Making space for eating is not something we do unless we have guests. But, treating ourselves as if we would someone special, we cleared our home office off the dining room table and set out plates, cups and cutlery. I’d bought new coffee for the French press, he spent time hand squeezing oranges (a thankless task if ever there was one). I hadn’t even thought of putting a tablecloth down, yet during the week I’d been sorting/procrastinating and there was one next to the table. But using it tied everything together.

And then we sat. And we talked. And there were no phones (bar the initial photo – because if there’s no photo, it don’t happen right?), no timeframes and no guilt in that we’d actually joined the brunch crowd.

Brunch-kinda thinking

Life is so damned fast. If I’m not working, I’m sorting the house, walking the dog, doing admin or generally just pushing through every day until suddenly I sit up and the whole year has passed.

I’m not the first to say it, but modern life isn’t built for appreciating the slow movement of moments.

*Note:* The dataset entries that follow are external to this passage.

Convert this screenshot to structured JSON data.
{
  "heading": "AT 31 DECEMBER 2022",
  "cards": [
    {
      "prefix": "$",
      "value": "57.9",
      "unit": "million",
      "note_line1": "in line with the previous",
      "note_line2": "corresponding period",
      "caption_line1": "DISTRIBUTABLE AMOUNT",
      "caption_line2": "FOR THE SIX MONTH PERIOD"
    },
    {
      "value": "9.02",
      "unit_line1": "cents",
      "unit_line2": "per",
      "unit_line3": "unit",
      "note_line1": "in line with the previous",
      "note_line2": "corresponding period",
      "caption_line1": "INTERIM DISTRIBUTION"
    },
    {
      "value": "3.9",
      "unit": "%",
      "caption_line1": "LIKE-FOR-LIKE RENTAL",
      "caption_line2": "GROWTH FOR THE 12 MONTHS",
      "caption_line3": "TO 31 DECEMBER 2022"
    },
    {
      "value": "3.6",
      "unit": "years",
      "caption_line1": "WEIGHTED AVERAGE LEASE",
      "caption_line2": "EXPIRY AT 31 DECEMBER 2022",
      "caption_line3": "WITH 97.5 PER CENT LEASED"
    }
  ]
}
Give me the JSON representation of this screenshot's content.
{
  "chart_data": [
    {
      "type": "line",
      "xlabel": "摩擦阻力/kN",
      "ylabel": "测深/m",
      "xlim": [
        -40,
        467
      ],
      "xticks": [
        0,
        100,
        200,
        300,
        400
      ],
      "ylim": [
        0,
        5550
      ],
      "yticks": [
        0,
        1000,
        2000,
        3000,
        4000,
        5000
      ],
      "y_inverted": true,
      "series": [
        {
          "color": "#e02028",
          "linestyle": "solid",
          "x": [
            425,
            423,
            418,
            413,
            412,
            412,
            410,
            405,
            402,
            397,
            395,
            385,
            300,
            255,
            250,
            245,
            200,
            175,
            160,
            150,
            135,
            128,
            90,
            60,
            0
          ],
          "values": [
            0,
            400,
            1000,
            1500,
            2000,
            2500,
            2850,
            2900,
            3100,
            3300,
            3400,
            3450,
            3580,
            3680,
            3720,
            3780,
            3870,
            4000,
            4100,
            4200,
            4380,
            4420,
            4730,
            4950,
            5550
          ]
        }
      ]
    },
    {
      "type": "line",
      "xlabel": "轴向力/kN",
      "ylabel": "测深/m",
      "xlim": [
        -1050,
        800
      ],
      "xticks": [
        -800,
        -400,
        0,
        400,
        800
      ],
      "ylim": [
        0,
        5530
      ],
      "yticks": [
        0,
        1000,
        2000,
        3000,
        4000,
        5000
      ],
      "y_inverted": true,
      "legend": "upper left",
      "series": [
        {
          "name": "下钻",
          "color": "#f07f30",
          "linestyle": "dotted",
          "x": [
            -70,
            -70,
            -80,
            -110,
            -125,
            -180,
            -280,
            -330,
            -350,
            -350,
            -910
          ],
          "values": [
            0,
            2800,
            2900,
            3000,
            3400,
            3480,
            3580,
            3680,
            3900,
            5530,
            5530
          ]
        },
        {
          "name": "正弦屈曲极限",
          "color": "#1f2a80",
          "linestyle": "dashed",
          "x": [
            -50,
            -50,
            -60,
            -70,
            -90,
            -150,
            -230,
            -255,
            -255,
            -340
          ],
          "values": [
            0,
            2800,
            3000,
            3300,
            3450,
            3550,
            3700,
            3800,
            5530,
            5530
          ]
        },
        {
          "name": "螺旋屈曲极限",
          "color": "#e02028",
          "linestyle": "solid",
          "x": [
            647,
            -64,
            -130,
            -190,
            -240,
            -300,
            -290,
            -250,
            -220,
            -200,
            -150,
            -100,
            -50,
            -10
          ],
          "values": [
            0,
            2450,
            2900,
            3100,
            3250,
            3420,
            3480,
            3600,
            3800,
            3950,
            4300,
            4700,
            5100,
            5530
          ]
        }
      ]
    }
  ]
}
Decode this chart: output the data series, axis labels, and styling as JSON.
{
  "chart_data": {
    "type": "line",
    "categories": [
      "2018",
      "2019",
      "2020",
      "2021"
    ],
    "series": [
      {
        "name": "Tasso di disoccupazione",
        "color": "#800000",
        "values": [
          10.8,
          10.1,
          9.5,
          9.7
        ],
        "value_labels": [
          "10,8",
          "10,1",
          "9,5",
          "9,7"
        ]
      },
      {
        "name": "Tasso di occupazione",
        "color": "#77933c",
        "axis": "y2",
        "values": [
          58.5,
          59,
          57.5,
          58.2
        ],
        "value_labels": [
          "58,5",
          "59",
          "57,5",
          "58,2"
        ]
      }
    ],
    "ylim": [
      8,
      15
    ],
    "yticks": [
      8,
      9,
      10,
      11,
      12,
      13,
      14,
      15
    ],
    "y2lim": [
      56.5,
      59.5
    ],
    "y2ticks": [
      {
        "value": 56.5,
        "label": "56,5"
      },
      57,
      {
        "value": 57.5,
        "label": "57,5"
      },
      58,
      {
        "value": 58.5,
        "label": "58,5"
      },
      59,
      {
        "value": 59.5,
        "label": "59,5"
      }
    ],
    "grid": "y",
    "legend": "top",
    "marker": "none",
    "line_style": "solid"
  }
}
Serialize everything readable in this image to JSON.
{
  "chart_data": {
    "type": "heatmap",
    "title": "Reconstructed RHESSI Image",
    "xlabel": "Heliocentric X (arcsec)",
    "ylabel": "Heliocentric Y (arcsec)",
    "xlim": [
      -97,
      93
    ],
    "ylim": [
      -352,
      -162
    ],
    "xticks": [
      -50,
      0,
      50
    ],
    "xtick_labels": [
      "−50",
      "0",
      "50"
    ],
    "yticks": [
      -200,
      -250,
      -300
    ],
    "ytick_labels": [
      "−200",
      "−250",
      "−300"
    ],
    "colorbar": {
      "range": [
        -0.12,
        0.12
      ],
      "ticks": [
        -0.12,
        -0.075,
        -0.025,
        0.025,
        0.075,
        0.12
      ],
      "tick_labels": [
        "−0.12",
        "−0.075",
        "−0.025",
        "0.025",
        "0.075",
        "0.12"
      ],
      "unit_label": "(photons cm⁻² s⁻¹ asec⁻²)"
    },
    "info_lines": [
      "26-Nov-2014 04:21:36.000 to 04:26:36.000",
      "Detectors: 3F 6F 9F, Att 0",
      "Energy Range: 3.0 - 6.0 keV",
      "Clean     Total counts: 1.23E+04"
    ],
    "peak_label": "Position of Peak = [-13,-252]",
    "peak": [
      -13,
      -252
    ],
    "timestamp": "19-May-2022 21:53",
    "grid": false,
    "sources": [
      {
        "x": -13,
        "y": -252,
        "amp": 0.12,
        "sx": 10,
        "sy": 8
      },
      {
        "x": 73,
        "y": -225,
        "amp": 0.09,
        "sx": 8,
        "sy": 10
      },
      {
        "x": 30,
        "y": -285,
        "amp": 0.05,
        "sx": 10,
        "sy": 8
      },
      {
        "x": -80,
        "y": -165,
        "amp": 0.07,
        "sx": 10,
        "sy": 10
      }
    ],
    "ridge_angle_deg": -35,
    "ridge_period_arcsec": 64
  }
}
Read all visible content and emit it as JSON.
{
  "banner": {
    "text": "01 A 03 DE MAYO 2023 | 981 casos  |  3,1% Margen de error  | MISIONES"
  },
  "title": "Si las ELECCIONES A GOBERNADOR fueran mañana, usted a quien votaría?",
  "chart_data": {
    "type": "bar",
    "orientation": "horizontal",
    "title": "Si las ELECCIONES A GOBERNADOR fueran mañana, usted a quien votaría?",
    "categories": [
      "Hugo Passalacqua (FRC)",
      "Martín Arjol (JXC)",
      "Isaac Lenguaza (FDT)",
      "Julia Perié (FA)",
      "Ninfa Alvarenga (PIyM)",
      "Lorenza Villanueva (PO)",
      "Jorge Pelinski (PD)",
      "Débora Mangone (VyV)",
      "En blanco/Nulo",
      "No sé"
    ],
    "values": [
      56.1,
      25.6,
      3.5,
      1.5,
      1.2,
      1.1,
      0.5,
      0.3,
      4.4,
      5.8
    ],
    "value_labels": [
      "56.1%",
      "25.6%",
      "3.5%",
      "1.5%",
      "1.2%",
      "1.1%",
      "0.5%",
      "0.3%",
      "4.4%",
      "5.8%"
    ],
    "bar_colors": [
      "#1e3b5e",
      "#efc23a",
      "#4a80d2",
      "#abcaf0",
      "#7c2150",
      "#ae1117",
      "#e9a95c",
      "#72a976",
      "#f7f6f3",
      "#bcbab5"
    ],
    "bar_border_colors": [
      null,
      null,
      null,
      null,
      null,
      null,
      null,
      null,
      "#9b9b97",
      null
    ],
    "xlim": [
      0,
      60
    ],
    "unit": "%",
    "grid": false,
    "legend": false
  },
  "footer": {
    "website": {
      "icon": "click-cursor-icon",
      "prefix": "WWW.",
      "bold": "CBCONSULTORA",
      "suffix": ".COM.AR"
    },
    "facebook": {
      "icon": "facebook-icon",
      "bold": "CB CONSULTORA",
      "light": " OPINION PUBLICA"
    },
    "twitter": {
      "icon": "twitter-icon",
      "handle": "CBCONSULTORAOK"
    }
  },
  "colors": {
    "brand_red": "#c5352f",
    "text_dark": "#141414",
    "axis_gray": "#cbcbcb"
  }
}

We’re so conditioned by this everything on, fast-paced lifestyle that we have endless apps to help us keep track, post, do, organise and then calm us down when we try to find a modicum of rest – invariably worrying ourselves awake as we feel guilty for the few snatched moments of downtime. I know, I’m one of those people.

Which got me thinking. I’m not a resolution setter, but I’m going to change how I view my life. I’m going to adopt a ‘brunch-kinda thinking’ and make space to enjoy the slow moments. Like setting the table for me, not just for guests. And for taking time to make things with no tether to phones or time.

I’m a realist, this isn’t going to happen every day. I have a busy job and do need to make sure I have clean pants and the dog is walked. But at least once a month I will ‘set the table’ and make space for myself. Why don’t we all try it?

*BTW If you’re coming to West Didsbury for brunch, or any other reason, please park on the hospital car park. It’s cheap at the weekend and you’ll avoid angering every single resident with your inability to park on pavements or reverse down an entire road. Thank you.